Fidelity Enters Benefits Business

FidelityWhat do investing, 401(k) record keeping and benefits brokerage have in common? Fidelity. The Boston based company recently announced that they are entering the small and mid-size benefits business competing with traditional benefits brokers. What’s driving this trend and will there be more companies like Fidelity entering the benefits market?

Fidelity is not alone. Zenefits, an online benefits broker which promises to help smaller businesses integrate all benefits including HR administration, payroll and retirement along with healthcare has made a big splash. MassMutual has set up a private benefits exchange for their 401(k) and 403(b) clients which also helps people allocate their benefits and retirement budget. And while Fidelity is just entering the small and mid size markets, almost 10 years ago, it tried to offer integrated benefits for larger companies.

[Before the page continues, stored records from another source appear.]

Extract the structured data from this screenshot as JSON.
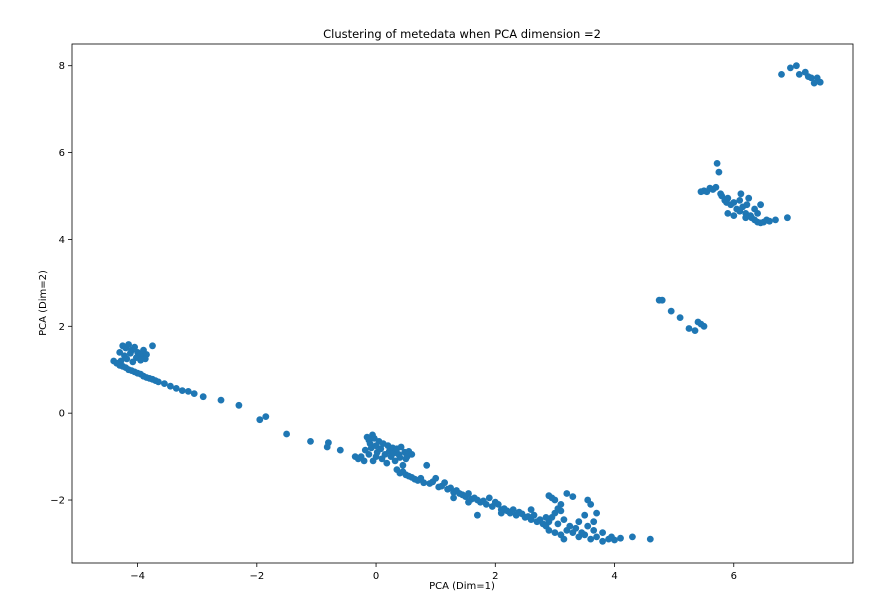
{
  "chart_data": {
    "type": "scatter",
    "title": "Clustering of metedata when PCA dimension =2",
    "xlabel": "PCA (Dim=1)",
    "ylabel": "PCA (Dim=2)",
    "xlim": [
      -5.1,
      8.0
    ],
    "ylim": [
      -3.45,
      8.5
    ],
    "xticks": [
      -4,
      -2,
      0,
      2,
      4,
      6
    ],
    "xtick_labels": [
      "−4",
      "−2",
      "0",
      "2",
      "4",
      "6"
    ],
    "yticks": [
      -2,
      0,
      2,
      4,
      6,
      8
    ],
    "ytick_labels": [
      "−2",
      "0",
      "2",
      "4",
      "6",
      "8"
    ],
    "grid": false,
    "legend": false,
    "marker_color": "#1f77b4",
    "points": [
      [
        -4.25,
        1.55
      ],
      [
        -4.2,
        1.5
      ],
      [
        -4.15,
        1.58
      ],
      [
        -4.1,
        1.45
      ],
      [
        -4.05,
        1.52
      ],
      [
        -4.0,
        1.4
      ],
      [
        -3.95,
        1.35
      ],
      [
        -3.9,
        1.3
      ],
      [
        -4.3,
        1.4
      ],
      [
        -4.22,
        1.32
      ],
      [
        -4.12,
        1.38
      ],
      [
        -4.02,
        1.28
      ],
      [
        -3.95,
        1.22
      ],
      [
        -4.18,
        1.25
      ],
      [
        -4.08,
        1.18
      ],
      [
        -4.28,
        1.2
      ],
      [
        -3.9,
        1.45
      ],
      [
        -3.85,
        1.35
      ],
      [
        -3.87,
        1.25
      ],
      [
        -3.75,
        1.55
      ],
      [
        -4.4,
        1.2
      ],
      [
        -4.35,
        1.15
      ],
      [
        -4.3,
        1.1
      ],
      [
        -4.25,
        1.08
      ],
      [
        -4.2,
        1.05
      ],
      [
        -4.15,
        1.0
      ],
      [
        -4.1,
        0.98
      ],
      [
        -4.05,
        0.95
      ],
      [
        -4.0,
        0.92
      ],
      [
        -3.95,
        0.9
      ],
      [
        -3.9,
        0.85
      ],
      [
        -3.85,
        0.82
      ],
      [
        -3.8,
        0.8
      ],
      [
        -3.75,
        0.78
      ],
      [
        -3.7,
        0.75
      ],
      [
        -3.65,
        0.72
      ],
      [
        -3.55,
        0.68
      ],
      [
        -3.45,
        0.62
      ],
      [
        -3.35,
        0.57
      ],
      [
        -3.25,
        0.52
      ],
      [
        -3.15,
        0.5
      ],
      [
        -3.05,
        0.45
      ],
      [
        -2.9,
        0.38
      ],
      [
        -2.6,
        0.3
      ],
      [
        -2.3,
        0.18
      ],
      [
        -1.95,
        -0.15
      ],
      [
        -1.85,
        -0.08
      ],
      [
        -1.5,
        -0.48
      ],
      [
        -1.1,
        -0.65
      ],
      [
        -0.8,
        -0.68
      ],
      [
        -0.82,
        -0.78
      ],
      [
        -0.6,
        -0.85
      ],
      [
        -0.35,
        -1.0
      ],
      [
        -0.3,
        -1.05
      ],
      [
        -0.25,
        -1.0
      ],
      [
        -0.2,
        -1.1
      ],
      [
        -0.15,
        -0.55
      ],
      [
        -0.12,
        -0.62
      ],
      [
        -0.1,
        -0.7
      ],
      [
        -0.08,
        -0.8
      ],
      [
        -0.06,
        -0.5
      ],
      [
        -0.03,
        -0.58
      ],
      [
        0.0,
        -0.75
      ],
      [
        0.02,
        -0.9
      ],
      [
        0.05,
        -0.65
      ],
      [
        0.08,
        -0.82
      ],
      [
        0.1,
        -1.05
      ],
      [
        0.12,
        -0.7
      ],
      [
        0.15,
        -0.95
      ],
      [
        0.18,
        -1.15
      ],
      [
        0.2,
        -0.75
      ],
      [
        0.22,
        -0.88
      ],
      [
        0.25,
        -1.0
      ],
      [
        0.28,
        -0.8
      ],
      [
        0.3,
        -0.92
      ],
      [
        0.32,
        -1.1
      ],
      [
        0.35,
        -0.82
      ],
      [
        0.38,
        -0.95
      ],
      [
        0.4,
        -1.02
      ],
      [
        0.42,
        -0.78
      ],
      [
        0.45,
        -1.2
      ],
      [
        0.48,
        -0.9
      ],
      [
        0.5,
        -1.05
      ],
      [
        0.52,
        -1.0
      ],
      [
        0.55,
        -0.88
      ],
      [
        0.6,
        -0.95
      ],
      [
        -0.05,
        -1.1
      ],
      [
        -0.12,
        -0.95
      ],
      [
        -0.18,
        -0.85
      ],
      [
        0.0,
        -1.0
      ],
      [
        0.35,
        -1.3
      ],
      [
        0.4,
        -1.38
      ],
      [
        0.45,
        -1.35
      ],
      [
        0.5,
        -1.42
      ],
      [
        0.55,
        -1.45
      ],
      [
        0.6,
        -1.48
      ],
      [
        0.65,
        -1.52
      ],
      [
        0.7,
        -1.55
      ],
      [
        0.75,
        -1.5
      ],
      [
        0.8,
        -1.6
      ],
      [
        0.85,
        -1.2
      ],
      [
        0.9,
        -1.62
      ],
      [
        0.95,
        -1.58
      ],
      [
        1.0,
        -1.5
      ],
      [
        1.05,
        -1.7
      ],
      [
        1.1,
        -1.68
      ],
      [
        1.15,
        -1.6
      ],
      [
        1.2,
        -1.75
      ],
      [
        1.25,
        -1.72
      ],
      [
        1.3,
        -1.82
      ],
      [
        1.35,
        -1.78
      ],
      [
        1.4,
        -1.85
      ],
      [
        1.45,
        -1.88
      ],
      [
        1.5,
        -1.92
      ],
      [
        1.55,
        -1.85
      ],
      [
        1.6,
        -1.98
      ],
      [
        1.65,
        -1.95
      ],
      [
        1.7,
        -2.0
      ],
      [
        1.75,
        -2.05
      ],
      [
        1.8,
        -2.02
      ],
      [
        1.85,
        -2.1
      ],
      [
        1.9,
        -1.95
      ],
      [
        1.95,
        -2.15
      ],
      [
        2.0,
        -2.05
      ],
      [
        2.05,
        -2.1
      ],
      [
        2.1,
        -2.22
      ],
      [
        2.15,
        -2.2
      ],
      [
        2.2,
        -2.25
      ],
      [
        2.25,
        -2.3
      ],
      [
        2.3,
        -2.22
      ],
      [
        2.35,
        -2.35
      ],
      [
        2.4,
        -2.28
      ],
      [
        2.45,
        -2.32
      ],
      [
        2.5,
        -2.4
      ],
      [
        2.55,
        -2.38
      ],
      [
        2.6,
        -2.45
      ],
      [
        2.65,
        -2.35
      ],
      [
        2.7,
        -2.5
      ],
      [
        2.1,
        -2.3
      ],
      [
        1.55,
        -2.05
      ],
      [
        1.7,
        -2.35
      ],
      [
        1.3,
        -1.95
      ],
      [
        2.6,
        -2.22
      ],
      [
        2.75,
        -2.45
      ],
      [
        2.8,
        -2.55
      ],
      [
        2.85,
        -2.6
      ],
      [
        2.9,
        -2.5
      ],
      [
        2.95,
        -2.4
      ],
      [
        3.0,
        -2.3
      ],
      [
        3.05,
        -2.2
      ],
      [
        3.1,
        -2.1
      ],
      [
        3.0,
        -2.0
      ],
      [
        2.95,
        -1.95
      ],
      [
        2.9,
        -1.9
      ],
      [
        3.1,
        -2.25
      ],
      [
        3.15,
        -2.45
      ],
      [
        2.85,
        -2.4
      ],
      [
        3.05,
        -2.55
      ],
      [
        2.9,
        -2.7
      ],
      [
        3.0,
        -2.75
      ],
      [
        3.1,
        -2.8
      ],
      [
        3.2,
        -2.7
      ],
      [
        3.3,
        -2.75
      ],
      [
        3.4,
        -2.85
      ],
      [
        3.5,
        -2.8
      ],
      [
        3.6,
        -2.9
      ],
      [
        3.7,
        -2.85
      ],
      [
        3.8,
        -2.95
      ],
      [
        3.9,
        -2.9
      ],
      [
        4.0,
        -2.92
      ],
      [
        4.1,
        -2.88
      ],
      [
        3.25,
        -2.6
      ],
      [
        3.35,
        -2.65
      ],
      [
        3.45,
        -2.75
      ],
      [
        3.55,
        -2.6
      ],
      [
        3.65,
        -2.5
      ],
      [
        3.7,
        -2.3
      ],
      [
        3.6,
        -2.1
      ],
      [
        3.55,
        -2.0
      ],
      [
        3.3,
        -1.92
      ],
      [
        3.2,
        -1.85
      ],
      [
        3.4,
        -2.5
      ],
      [
        3.5,
        -2.35
      ],
      [
        3.65,
        -2.7
      ],
      [
        3.8,
        -2.75
      ],
      [
        3.15,
        -2.9
      ],
      [
        3.95,
        -2.85
      ],
      [
        4.3,
        -2.85
      ],
      [
        4.6,
        -2.9
      ],
      [
        4.75,
        2.6
      ],
      [
        4.8,
        2.6
      ],
      [
        4.95,
        2.35
      ],
      [
        5.1,
        2.2
      ],
      [
        5.25,
        1.95
      ],
      [
        5.35,
        1.9
      ],
      [
        5.45,
        2.05
      ],
      [
        5.4,
        2.1
      ],
      [
        5.5,
        2.0
      ],
      [
        5.45,
        5.1
      ],
      [
        5.5,
        5.12
      ],
      [
        5.55,
        5.1
      ],
      [
        5.6,
        5.18
      ],
      [
        5.65,
        5.15
      ],
      [
        5.7,
        5.2
      ],
      [
        5.72,
        5.75
      ],
      [
        5.75,
        5.55
      ],
      [
        5.78,
        5.05
      ],
      [
        5.8,
        5.0
      ],
      [
        5.85,
        4.9
      ],
      [
        5.88,
        4.85
      ],
      [
        5.9,
        4.95
      ],
      [
        5.95,
        4.8
      ],
      [
        6.0,
        4.85
      ],
      [
        6.05,
        4.7
      ],
      [
        6.1,
        4.9
      ],
      [
        6.12,
        5.05
      ],
      [
        6.15,
        4.75
      ],
      [
        6.2,
        4.6
      ],
      [
        6.25,
        4.95
      ],
      [
        6.28,
        4.55
      ],
      [
        6.3,
        4.5
      ],
      [
        6.35,
        4.45
      ],
      [
        6.4,
        4.4
      ],
      [
        6.45,
        4.38
      ],
      [
        6.5,
        4.4
      ],
      [
        6.55,
        4.45
      ],
      [
        6.6,
        4.42
      ],
      [
        6.7,
        4.45
      ],
      [
        6.9,
        4.5
      ],
      [
        5.9,
        4.6
      ],
      [
        6.0,
        4.55
      ],
      [
        6.2,
        4.5
      ],
      [
        6.22,
        4.8
      ],
      [
        6.35,
        4.7
      ],
      [
        6.45,
        4.8
      ],
      [
        6.4,
        4.6
      ],
      [
        6.1,
        4.65
      ],
      [
        6.8,
        7.8
      ],
      [
        6.95,
        7.95
      ],
      [
        7.05,
        8.0
      ],
      [
        7.1,
        7.8
      ],
      [
        7.2,
        7.85
      ],
      [
        7.25,
        7.75
      ],
      [
        7.3,
        7.72
      ],
      [
        7.35,
        7.6
      ],
      [
        7.4,
        7.72
      ],
      [
        7.45,
        7.62
      ]
    ]
  }
}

According to Joe Markland, a benefits broker expert, the trends driving companies like Fidelity, MassMutual and Zenefits to compete with traditional benefits brokers include:

  • Simplification – Employers need one company to help them navigate the complicated laws, regs, and technology to serve a shifting workforce.
  • Outsourcing – More companies will look to outsource benefits and retirement services.
  • DC-ization of Healthcare – Companies are shifting healthcare costs and decision to employees just as they did when they moved from DB (defined benefit) to DC ( defined contribution plans like 401(k)s) in retirement. People need help managing their benefits budget.
  • Financial wellness – Stress in the workplace leads to lower productivity. Financial wellness includes managing costs of healthcare.

Markland candidly points out that the elephant in the healthcare room is the commissions of benefits brokers. Zenefits started as a software company to help companies manage HR administration but soon realized that there was more money becoming a benefits broker. Integrating healthcare and 401(k) record, where margins are thin and it’s hard to distinguish one from the other, will be attractive to more DC service providers according to Markland.

At the core, there’s a convergence of benefits and retirement forcing companies and their employees to look at their budgets to make wise decisions that are right for them. On the table now are benefit brokers’ commissions which are relatively rich and apparently attractive.